Sol ön bacağın etrafındaki DKB saldırganları — Aghyellr'ın bakış açısından sağ bacak — hızla geri çekildi. Kol havaya kalktı ve ağır bir yıkım ekipmanı gibi yere çarptı, zeminde devasa çatlaklar oluşturdu. Kimse doğrudan vurulmadı, ancak üç veya dördü kaçınılması imkansız şok dalgaları tarafından yutuldu ve yaklaşık yüzde 20 HP kaybetti.

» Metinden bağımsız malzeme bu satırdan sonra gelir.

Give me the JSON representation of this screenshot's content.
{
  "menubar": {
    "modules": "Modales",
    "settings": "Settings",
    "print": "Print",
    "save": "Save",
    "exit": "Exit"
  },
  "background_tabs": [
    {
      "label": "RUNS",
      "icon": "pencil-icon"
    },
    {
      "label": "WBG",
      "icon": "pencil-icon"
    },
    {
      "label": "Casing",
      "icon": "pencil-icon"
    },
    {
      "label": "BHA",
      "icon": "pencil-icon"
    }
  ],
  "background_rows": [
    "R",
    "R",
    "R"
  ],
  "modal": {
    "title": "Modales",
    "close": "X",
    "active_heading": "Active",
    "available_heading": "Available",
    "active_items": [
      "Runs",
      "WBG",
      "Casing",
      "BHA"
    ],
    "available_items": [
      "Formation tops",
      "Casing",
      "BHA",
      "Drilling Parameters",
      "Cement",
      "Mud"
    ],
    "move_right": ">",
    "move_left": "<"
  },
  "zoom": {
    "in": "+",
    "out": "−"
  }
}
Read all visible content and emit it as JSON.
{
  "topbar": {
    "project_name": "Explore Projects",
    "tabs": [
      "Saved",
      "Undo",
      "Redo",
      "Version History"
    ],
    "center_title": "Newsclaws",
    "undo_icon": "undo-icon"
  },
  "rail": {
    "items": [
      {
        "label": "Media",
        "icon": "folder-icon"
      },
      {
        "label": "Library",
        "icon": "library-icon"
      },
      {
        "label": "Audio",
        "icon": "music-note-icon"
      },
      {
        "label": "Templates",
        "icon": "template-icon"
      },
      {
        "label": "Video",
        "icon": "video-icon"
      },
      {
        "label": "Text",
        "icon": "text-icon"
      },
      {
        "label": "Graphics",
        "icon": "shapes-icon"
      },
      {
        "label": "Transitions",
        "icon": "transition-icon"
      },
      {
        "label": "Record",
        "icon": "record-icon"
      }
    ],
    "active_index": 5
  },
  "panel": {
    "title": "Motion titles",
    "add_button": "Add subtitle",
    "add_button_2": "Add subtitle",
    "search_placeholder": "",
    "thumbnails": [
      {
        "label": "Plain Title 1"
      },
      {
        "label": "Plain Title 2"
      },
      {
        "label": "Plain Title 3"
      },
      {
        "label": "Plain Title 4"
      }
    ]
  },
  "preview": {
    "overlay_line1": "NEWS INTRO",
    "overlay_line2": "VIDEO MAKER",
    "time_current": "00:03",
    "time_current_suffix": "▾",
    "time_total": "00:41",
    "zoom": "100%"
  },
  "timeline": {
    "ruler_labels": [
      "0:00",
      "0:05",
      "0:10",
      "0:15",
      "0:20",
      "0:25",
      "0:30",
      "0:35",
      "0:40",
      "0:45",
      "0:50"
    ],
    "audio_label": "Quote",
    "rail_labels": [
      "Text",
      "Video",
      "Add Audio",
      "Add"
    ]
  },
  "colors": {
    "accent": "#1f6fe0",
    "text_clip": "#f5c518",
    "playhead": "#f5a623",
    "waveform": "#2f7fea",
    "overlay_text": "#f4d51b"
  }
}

"Şimdi sağ taraf!" diye devam ettim ve bu kez ALS'nin geri çekilme sırası geldi. Şiddetli bir gürültü tüm patron odasını sarstı. Doğrudan isabet etmesi halinde ölümcül olabilecek bir vuruştu, ancak o kadar yavaş ve bariz bir saldırıydı ki, raid partisi yakın dövüşçüsü olacak kadar yetenekli ve kararlı hiç kimse onu kaçıramazdı.

O kollarını sallarken, G ve H takımları yanlarından saldırmaya devam etti ve ikinci HP çubuğunun üçte birinden fazlasını eritti. Asuna, Argo ve Bro Squad'ın DPS rakamları grup içinde en yüksek seviyedeydi, ama asıl çılgın olan Kizmel'in saldırı gücüydü. Yedek silahla bile, tek saldırılık kılıç becerileri iki parçalı, iki elli beceriler kadar hasar veriyordu.

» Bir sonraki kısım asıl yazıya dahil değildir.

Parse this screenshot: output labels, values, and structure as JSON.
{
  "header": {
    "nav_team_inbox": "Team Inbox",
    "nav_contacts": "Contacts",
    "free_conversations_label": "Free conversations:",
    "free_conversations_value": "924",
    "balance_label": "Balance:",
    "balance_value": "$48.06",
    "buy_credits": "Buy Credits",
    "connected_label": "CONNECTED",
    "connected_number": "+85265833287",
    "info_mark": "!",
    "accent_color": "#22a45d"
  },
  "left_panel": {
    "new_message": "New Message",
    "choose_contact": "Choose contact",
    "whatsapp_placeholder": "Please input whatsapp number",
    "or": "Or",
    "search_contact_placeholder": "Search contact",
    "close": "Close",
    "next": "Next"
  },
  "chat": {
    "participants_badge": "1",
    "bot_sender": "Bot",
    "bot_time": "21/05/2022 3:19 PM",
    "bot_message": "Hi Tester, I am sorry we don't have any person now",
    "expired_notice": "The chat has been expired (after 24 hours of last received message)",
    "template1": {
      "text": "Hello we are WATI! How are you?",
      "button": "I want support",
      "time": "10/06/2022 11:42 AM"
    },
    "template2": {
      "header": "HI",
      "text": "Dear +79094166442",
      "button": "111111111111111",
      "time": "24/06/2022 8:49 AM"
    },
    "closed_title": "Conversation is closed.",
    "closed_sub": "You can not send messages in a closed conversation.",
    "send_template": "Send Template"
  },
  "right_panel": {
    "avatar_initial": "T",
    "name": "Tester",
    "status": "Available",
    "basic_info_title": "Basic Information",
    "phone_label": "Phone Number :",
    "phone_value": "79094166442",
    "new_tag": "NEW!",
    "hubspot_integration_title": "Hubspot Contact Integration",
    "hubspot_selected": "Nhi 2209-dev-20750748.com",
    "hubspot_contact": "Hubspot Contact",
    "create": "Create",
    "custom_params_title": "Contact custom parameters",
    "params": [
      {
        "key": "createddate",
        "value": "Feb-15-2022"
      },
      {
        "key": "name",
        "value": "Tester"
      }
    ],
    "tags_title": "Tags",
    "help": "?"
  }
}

Ama açgözlü olmak çok tehlikeli, diye kendime hatırlattım, tam da Lind "Herkes geri çekilsin!" diye bağırırken.

Benim konumumdan göremediğim, ejderhanın başının hareketini fark etmiş olmalıydı. Arkamızda sayısız pulun kayıp sürtünme sesleri eşliğinde odanın arkasına doğru koştuk. Koşarken omzuma bakınca Aghyellr'in devasa vücudunun C şeklinde kıvrıldığını gördüm.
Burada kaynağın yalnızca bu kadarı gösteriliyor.